One if by Land, Two if by Sea
Since our nation’s beginning, communication has played an essential role in how history unfolded. On the night of July 4, 1776, colonists learned of America’s Independence through the Dunlap Broadsides – large copies of the Declaration of Independence to be posted in public spaces. With the radio, telephone, TV, Twitter and TikTok still more than a century or two away, broadsides were the common way of spreading the most important news.
Over the years communication has trotted, sparked, broadcast and clicked across the country.
- American mail rode in on the Pony Express, tying the East to the Wild West.
- In January 1838, Samuel Morse demonstrated his telegraph for the first time. The invention – his single-wire telegraph – revolutionized communication worldwide, making it possible to send messages over great distances in just a few hours.
- President Franklin Roosevelt’s fireside chats became an iconic means to connect with the country during his administration.
- Even though Jimmy Carter’s campaign was the first to use email, it wasn’t until 1993 that President Bill Clinton became the first President in history to have a public email address. That same year, the White House launched its first website.
From there…well, I’m confident you can fill in the rest of the 140 characters. From lanterns to lunar phone calls, how Americans “heard the news” of triumph, hardship and everything in between shaped public opinion.
As technology and innovation propel us forward, this week we take a look back at where we’ve been – you’ve got mail!
📬
Patrick Madden
Executive Director
National Archives Foundation
P.S. – Join me and FDR Presidential Library Director Paul Sparrow on January 28 for a discussion of the 20th century’s most influential power couple. We will explore the impact of Franklin and Eleanor Roosevelt together and apart. Register here.
History-making Memos STOP
Morse’s telegraph was used to send any number of important messages, both personal and official. Morse sent the first official one in the United States from just outside the Supreme Court Chamber in the Capitol building on May 24, 1844: “What hath God wrought?”
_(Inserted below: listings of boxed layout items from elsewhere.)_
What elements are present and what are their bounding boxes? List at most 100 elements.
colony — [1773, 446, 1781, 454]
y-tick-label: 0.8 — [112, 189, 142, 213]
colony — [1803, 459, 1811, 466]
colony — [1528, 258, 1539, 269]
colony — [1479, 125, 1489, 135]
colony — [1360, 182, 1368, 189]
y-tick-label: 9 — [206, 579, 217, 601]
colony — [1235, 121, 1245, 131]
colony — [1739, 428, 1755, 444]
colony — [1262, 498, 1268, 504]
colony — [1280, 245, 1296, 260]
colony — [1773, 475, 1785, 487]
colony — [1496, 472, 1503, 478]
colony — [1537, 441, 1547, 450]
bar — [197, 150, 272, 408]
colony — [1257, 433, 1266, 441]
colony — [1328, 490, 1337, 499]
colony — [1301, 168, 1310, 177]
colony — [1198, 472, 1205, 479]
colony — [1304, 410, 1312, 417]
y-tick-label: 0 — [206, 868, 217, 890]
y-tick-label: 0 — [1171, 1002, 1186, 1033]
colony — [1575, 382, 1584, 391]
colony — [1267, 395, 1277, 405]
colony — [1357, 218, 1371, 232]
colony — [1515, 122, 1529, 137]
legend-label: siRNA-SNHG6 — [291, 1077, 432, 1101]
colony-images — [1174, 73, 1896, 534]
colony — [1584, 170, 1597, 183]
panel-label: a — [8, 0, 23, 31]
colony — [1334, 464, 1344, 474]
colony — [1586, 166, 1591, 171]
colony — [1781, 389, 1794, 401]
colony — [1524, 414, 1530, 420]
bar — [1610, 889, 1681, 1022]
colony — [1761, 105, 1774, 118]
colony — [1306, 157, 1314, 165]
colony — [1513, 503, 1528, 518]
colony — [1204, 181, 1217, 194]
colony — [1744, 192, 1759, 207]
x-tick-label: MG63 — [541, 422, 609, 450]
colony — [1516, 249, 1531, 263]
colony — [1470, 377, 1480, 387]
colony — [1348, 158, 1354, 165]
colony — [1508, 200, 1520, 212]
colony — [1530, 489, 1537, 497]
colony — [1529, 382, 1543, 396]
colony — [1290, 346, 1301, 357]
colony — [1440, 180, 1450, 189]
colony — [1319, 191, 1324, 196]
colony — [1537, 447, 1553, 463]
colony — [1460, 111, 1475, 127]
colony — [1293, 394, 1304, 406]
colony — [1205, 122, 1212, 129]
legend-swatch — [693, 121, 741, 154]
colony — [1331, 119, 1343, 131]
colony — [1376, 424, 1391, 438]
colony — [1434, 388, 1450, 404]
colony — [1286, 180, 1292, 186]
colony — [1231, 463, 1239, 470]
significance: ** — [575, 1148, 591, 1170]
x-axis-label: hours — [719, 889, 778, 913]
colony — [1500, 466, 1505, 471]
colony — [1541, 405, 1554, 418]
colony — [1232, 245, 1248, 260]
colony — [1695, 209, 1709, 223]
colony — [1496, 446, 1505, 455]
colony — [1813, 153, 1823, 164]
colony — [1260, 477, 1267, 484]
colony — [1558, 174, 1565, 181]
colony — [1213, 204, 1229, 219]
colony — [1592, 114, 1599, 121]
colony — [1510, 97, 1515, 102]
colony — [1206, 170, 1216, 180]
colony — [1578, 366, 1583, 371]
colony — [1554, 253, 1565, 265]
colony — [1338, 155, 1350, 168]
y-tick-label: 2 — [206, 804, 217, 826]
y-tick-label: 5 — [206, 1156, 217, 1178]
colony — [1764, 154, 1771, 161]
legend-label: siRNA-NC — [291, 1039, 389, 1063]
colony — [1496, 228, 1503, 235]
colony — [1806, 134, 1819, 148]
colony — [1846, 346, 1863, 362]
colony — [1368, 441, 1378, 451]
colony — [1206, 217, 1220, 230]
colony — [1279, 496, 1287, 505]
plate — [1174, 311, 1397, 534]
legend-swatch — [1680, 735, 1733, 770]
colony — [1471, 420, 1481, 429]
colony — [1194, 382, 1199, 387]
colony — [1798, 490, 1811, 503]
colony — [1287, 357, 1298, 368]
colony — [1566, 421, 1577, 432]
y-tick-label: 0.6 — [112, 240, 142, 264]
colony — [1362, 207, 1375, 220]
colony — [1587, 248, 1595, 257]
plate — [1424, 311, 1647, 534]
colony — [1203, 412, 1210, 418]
During the Civil War, Abraham Lincoln used the telegraph to communicate with his generals. When the city of Savannah, Georgia, surrendered to General William Tecumseh Sherman, he sent the commander-in-chief a telegraph stating: “I beg to present you, as a Christmas gift, the city of Savannah, with 150 heavy guns and plenty of ammunition, and also about 25,000 bales of cotton.”
And the completion of the Transcontinental Railway on May 10, 1869, was announced by telegraph in a single word: “Done.”
Wings for War
If you are at war and can’t be sure a message would get to headquarters by land, how about sending it by air? During World War I, the humble carrier pigeon was often the hero, transporting messages to military headquarters and other units on and behind the front lines. One of them, Cher Ami, flew through withering friendly fire to deliver a message to military headquarters that the shells were falling on their own men. He was wounded, but he recovered. For his bravery, Cher Ami was awarded the Croix de Guerre with Palm by the French government.
Transatlantic TV
Â
On July 10,1962, NASA launched Telstar I – the first active communications satellite in space. Thirteen days later, it relayed the first-ever transatlantic TV signal, showing Europe pictures of the Statue of Liberty, the Eiffel Tower, part of a baseball game and remarks by President Kennedy on the value of the American dollar.
CBS news anchor Walter Conkite, also on the broadcast, later said, “We all glimpsed something of the true power of the instrument we had wrought.”
Undercover Ink
Do you ever wish you could send a message that only the recipient could read? During World War I, the Germans created invisible inks so they could safely communicate their battle plans. In collaboration with the U.S. Central Intelligence Agency, documents in the National Archives about the formulas for the ink were declassified in 2011. One formula (written in French with translation) is described in this June 14, 1918 Office of Naval Intelligence document. The invisible ink’s ingredients – compressed or powdered aspirin mixed with “pure water” – and the method of causing it to appear are provided.
Unbreakable Code
During both World War I and II, the U.S. military needed a fool-proof way to communicate with their troops—one that the enemy could not decipher. The solution was the Code Talkers, Native Americans who were trained to encrypt the messages they sent over the radio in their native tongues. The Code Talkers were members of the Choctaw, Cheyenne, Comanche, Cherokee, Osage, Yankton Sioux, Navajo, Kiowa, Hopi, Creek, Seminole, and other tribes. Their “code” was never broken, and the Code Talkers are credited with helping win both wars.
During World War II, Philip Johnston was the initiator of the Marine Corps’ program to enlist and train the Navajos as messengers. Although Johnston was not a Navajo, he grew up on a Navajo reservation as the son of a missionary and became familiar with the people and their language. Johnston was also a World War I veteran and knew about the military’s desire to send and receive messages in an unbreakable code. He hit upon the idea of enlisting Navajos as signalmen early in 1942 when he read a newspaper story about the Army’s use of several Native Americans during training maneuvers with an armored division in Louisiana.